According to BlackRock, 75% of its holdings are of companies, such as miners and exchanges. While the other 25% are businesses that serve the blockchain ecosystem. The new ETF will give European clients exposure to major companies such as Coinbase, Galaxy Digital, and Marathon Digital. The biggest holdings in the fund include Coinbase (13.20%), USD cash (13.00%), fintech firm Block (11.40%), Marathon Digital Holdings (11.13%), and Riot Blockchain (10.50%).

Among its 50 assets, which also include fiat money and derivatives, the fund holds 35 multinational corporations. However, it does not make direct investments in cryptocurrencies.

BlackRock sold on Blockchain and Crypto?

The fund is BlackRock’s most recent foray into the world of digital assets. The previous such move was the creation of a private spot Bitcoin trust on the 11th of August.

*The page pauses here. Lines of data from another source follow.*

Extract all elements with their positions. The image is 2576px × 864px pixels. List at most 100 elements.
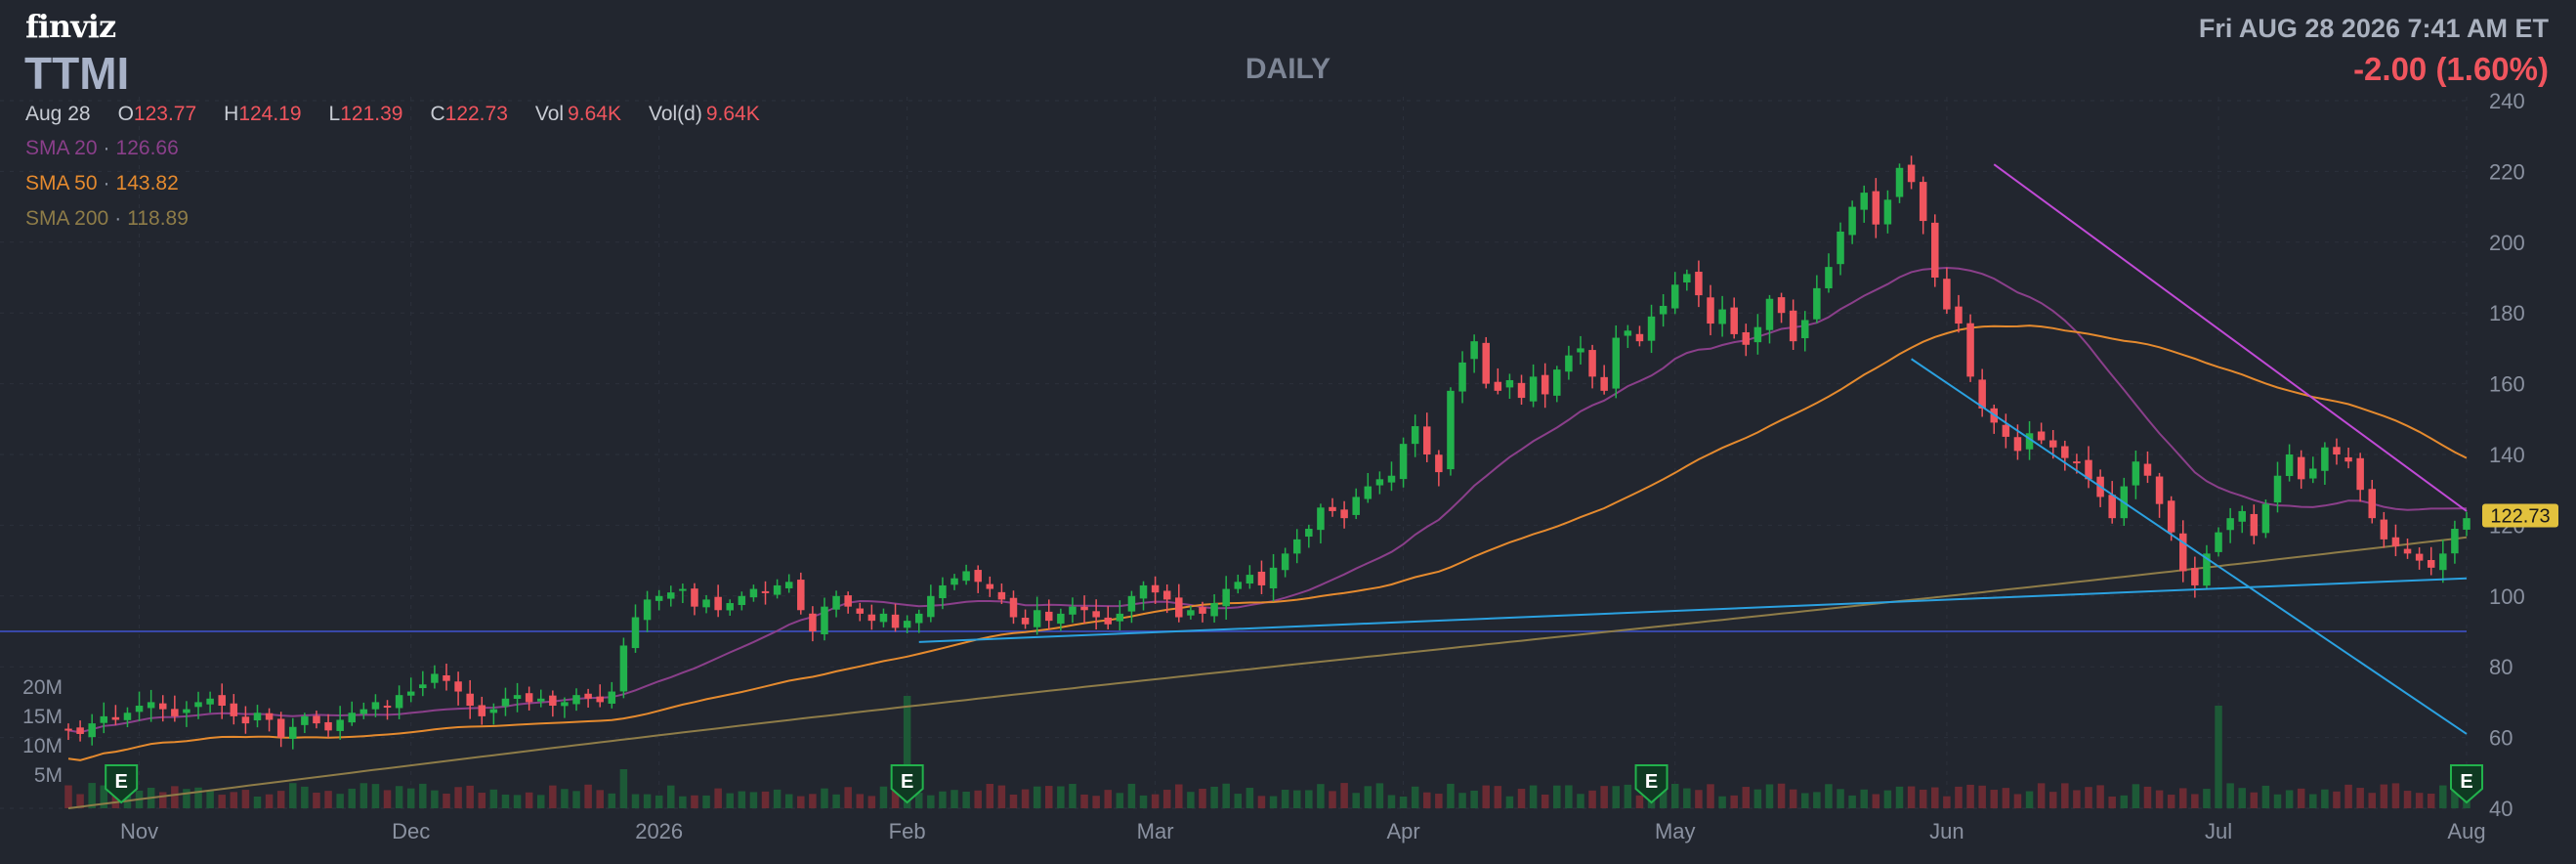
candle-body — [1955, 306, 1963, 324]
candle-body — [2108, 495, 2116, 519]
candle-body — [832, 595, 840, 610]
volume-bar — [797, 796, 805, 808]
candle-body — [1494, 381, 1502, 391]
candle-body — [726, 603, 734, 611]
candle-body — [253, 713, 262, 721]
candle-body — [2368, 489, 2377, 519]
candle-body — [147, 702, 155, 709]
candle-body — [1966, 323, 1974, 377]
open-value: 123.77 — [133, 103, 197, 125]
volume-bar — [867, 796, 876, 808]
candle-body — [2451, 529, 2459, 554]
volume-bar — [1907, 786, 1916, 808]
candle-body — [443, 674, 450, 681]
candle-body — [702, 599, 710, 608]
volume-bar — [1517, 789, 1526, 808]
volume-bar — [1269, 796, 1278, 808]
volume-bar — [2297, 788, 2305, 808]
volume-bar — [561, 789, 569, 808]
candle-body — [1978, 379, 1986, 409]
candle-body — [1292, 539, 1301, 554]
y-tick-label: 80 — [2489, 655, 2513, 679]
candle-body — [1175, 597, 1183, 618]
volume-bar — [2203, 789, 2211, 808]
volume-bar — [431, 790, 439, 808]
ticker-symbol[interactable]: TTMI — [24, 48, 130, 99]
volume-bar — [1375, 783, 1384, 808]
volume-bar — [784, 794, 793, 808]
candle-body — [643, 599, 652, 621]
volume-bar — [2451, 785, 2459, 808]
volume-bar — [1919, 789, 1927, 808]
candle-body — [2250, 513, 2259, 537]
volume-bar — [1777, 783, 1786, 808]
volume-bar — [761, 791, 770, 808]
earnings-marker — [105, 764, 139, 804]
candle-body — [1199, 607, 1206, 614]
sma-lines — [67, 266, 2468, 809]
candle-body — [867, 614, 876, 622]
volume-bar — [643, 794, 652, 808]
volume-bar — [2073, 790, 2081, 808]
volume-bar — [1895, 786, 1904, 808]
candle-body — [809, 613, 817, 631]
volume-bar — [324, 791, 332, 808]
candle-body — [1777, 297, 1786, 314]
candle-body — [2344, 456, 2352, 462]
volume-bar — [1317, 784, 1325, 808]
candle-body — [879, 613, 888, 623]
candle-body — [1659, 305, 1668, 315]
candle-body — [1860, 193, 1868, 210]
volume-bar — [1624, 784, 1632, 808]
candle-body — [1234, 582, 1243, 589]
volume-value: 9.64K — [568, 103, 621, 125]
candle-body — [1837, 231, 1844, 265]
volume-bar — [856, 794, 865, 808]
volume-bar — [2002, 788, 2010, 808]
candle-body — [276, 718, 285, 738]
volume-bar — [478, 793, 486, 808]
volume-bar — [1707, 784, 1714, 808]
candle-body — [2048, 440, 2057, 448]
volume-bar — [1872, 794, 1880, 808]
candle-body — [2215, 532, 2222, 552]
candle-body — [1683, 274, 1691, 283]
candle-body — [2061, 446, 2069, 458]
sma20-value: 126.66 — [115, 137, 179, 159]
candle-body — [1399, 444, 1408, 480]
timeframe-label: DAILY — [1245, 53, 1331, 85]
candle-body — [2073, 461, 2081, 464]
volume-bar — [1092, 796, 1100, 808]
candle-body — [313, 715, 320, 724]
volume-bar — [2179, 788, 2187, 808]
x-tick-label: May — [1655, 819, 1696, 843]
volume-bar — [1635, 795, 1644, 808]
candle-body — [501, 698, 510, 707]
y-tick-label: 160 — [2489, 372, 2525, 397]
candle-body — [1364, 486, 1372, 499]
volume-bar — [276, 791, 285, 808]
volume-bar — [76, 794, 84, 808]
finviz-logo[interactable]: finviz — [25, 8, 116, 45]
price-tag: 122.73 — [2482, 503, 2558, 528]
volume-bar — [183, 789, 190, 808]
volume-bar — [1292, 790, 1301, 808]
daily-volume-value: 9.64K — [705, 103, 760, 125]
candle-body — [371, 702, 380, 710]
volume-bar — [2309, 794, 2317, 808]
volume-bar — [2096, 785, 2104, 808]
volume-tick-label: 15M — [22, 706, 63, 728]
volume-bar — [1364, 786, 1372, 808]
volume-bar — [2155, 790, 2164, 808]
volume-bar — [2037, 783, 2046, 808]
candle-body — [489, 709, 498, 713]
candle-body — [1541, 374, 1549, 395]
daily-volume-label: Vol(d) — [648, 103, 702, 125]
candle-body — [230, 703, 238, 716]
y-tick-label: 100 — [2489, 584, 2525, 609]
volume-bar — [619, 769, 628, 808]
candle-body — [1577, 348, 1584, 353]
trendline — [1993, 163, 2468, 512]
candle-body — [2261, 503, 2270, 534]
earnings-label: E — [2460, 771, 2472, 793]
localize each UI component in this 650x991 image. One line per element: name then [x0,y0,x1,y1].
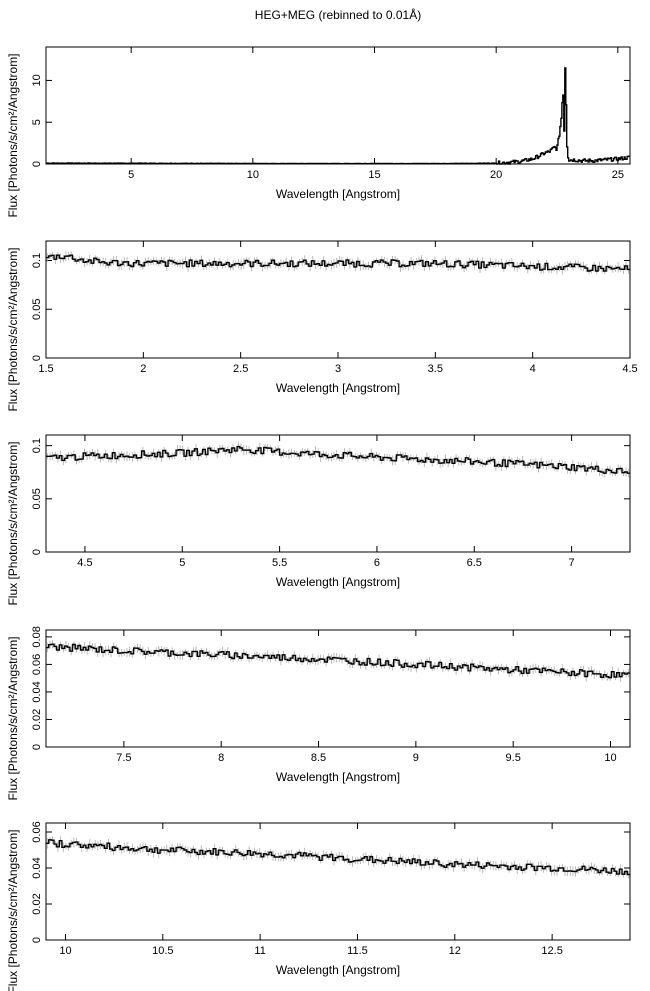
x-axis-label: Wavelength [Angstrom] [276,575,400,589]
x-tick-label: 10 [59,945,71,957]
x-tick-label: 20 [490,169,502,181]
x-tick-label: 12.5 [541,945,562,957]
y-tick-label: 0 [31,549,43,555]
x-tick-label: 9 [413,752,419,764]
x-tick-label: 3 [335,363,341,375]
y-axis-label: Flux [Photons/s/cm²/Angstrom] [6,53,20,217]
y-tick-label: 0.04 [31,857,43,878]
figure-title: HEG+MEG (rebinned to 0.01Å) [254,8,422,22]
x-tick-label: 2.5 [233,363,248,375]
x-tick-label: 7 [569,557,575,569]
y-tick-label: 0.06 [31,821,43,842]
x-tick-label: 8 [218,752,224,764]
plot-frame-1 [45,46,631,165]
y-tick-label: 0.06 [31,654,43,675]
y-axis-label: Flux [Photons/s/cm²/Angstrom] [6,247,20,411]
error-bars-4 [46,640,630,682]
plot-frame-3 [45,434,631,553]
x-tick-label: 2 [140,363,146,375]
x-tick-label: 7.5 [116,752,131,764]
y-tick-label: 10 [31,74,43,86]
y-tick-label: 0 [31,937,43,943]
plot-frame-4 [45,629,631,748]
plot-frame-5 [45,822,631,941]
y-tick-label: 0 [31,355,43,361]
x-axis-label: Wavelength [Angstrom] [276,770,400,784]
x-tick-label: 11 [254,945,265,957]
y-axis-label: Flux [Photons/s/cm²/Angstrom] [6,441,20,605]
x-tick-label: 9.5 [506,752,521,764]
y-tick-label: 0.02 [31,893,43,914]
x-tick-label: 10.5 [152,945,173,957]
x-tick-label: 8.5 [311,752,326,764]
y-axis-label: Flux [Photons/s/cm²/Angstrom] [6,636,20,800]
plot-frame-2 [45,240,631,359]
y-tick-label: 0.02 [31,709,43,730]
x-tick-label: 5.5 [272,557,287,569]
x-tick-label: 4.5 [77,557,92,569]
y-tick-label: 5 [31,119,43,125]
y-tick-label: 0 [31,744,43,750]
y-tick-label: 0 [31,161,43,167]
y-tick-label: 0.1 [31,438,43,453]
x-tick-label: 5 [179,557,185,569]
spectrum-series-3 [46,445,630,474]
x-tick-label: 4.5 [622,363,637,375]
y-tick-label: 0.05 [31,299,43,320]
spectrum-series-1 [46,67,630,165]
y-tick-label: 0.1 [31,253,43,268]
spectrum-series-5 [46,839,630,876]
x-tick-label: 15 [368,169,380,181]
x-tick-label: 4 [530,363,536,375]
y-tick-label: 0.08 [31,626,43,647]
spectrum-series-2 [46,254,630,272]
x-tick-label: 6 [374,557,380,569]
error-bars-3 [46,442,630,478]
x-axis-label: Wavelength [Angstrom] [276,381,400,395]
y-tick-label: 0.05 [31,488,43,509]
x-tick-label: 3.5 [428,363,443,375]
x-tick-label: 25 [612,169,624,181]
spectrum-series-4 [46,643,630,679]
x-tick-label: 10 [604,752,616,764]
x-tick-label: 1.5 [38,363,53,375]
y-tick-label: 0.04 [31,681,43,702]
x-tick-label: 5 [128,169,134,181]
x-tick-label: 11.5 [347,945,368,957]
x-tick-label: 10 [247,169,259,181]
y-axis-label: Flux [Photons/s/cm²/Angstrom] [6,829,20,991]
x-axis-label: Wavelength [Angstrom] [276,963,400,977]
x-tick-label: 6.5 [467,557,482,569]
x-axis-label: Wavelength [Angstrom] [276,187,400,201]
x-tick-label: 12 [449,945,461,957]
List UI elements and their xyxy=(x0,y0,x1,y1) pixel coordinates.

Not only that, but the asset manager also partnered with Coinbase to offer crypto to institutional investors.

Product Strategist Omar Mufti stated,

“We believe digital assets and blockchain technologies are going to become increasingly relevant for our clients as use cases develop in scope, scale, and complexity.” 

Thus it is clear that the asset manager believes there is a strong future for blockchain and the crypto industry.

It is not surprising to see financial giants and asset managers tipping more than just their toes into crypto and blockchain tech. The industry has burst out into the mainstream, and clients are curious and willing to pour their capital into the emerging asset class. in fact, client demand also has a lot to do with giant firms looking into the new industry.

Furthermore, with economic turmoil looming over the world, many are looking at alternate investments, such as blockchain companies and crypto. The interest, from here on, is only set to grow.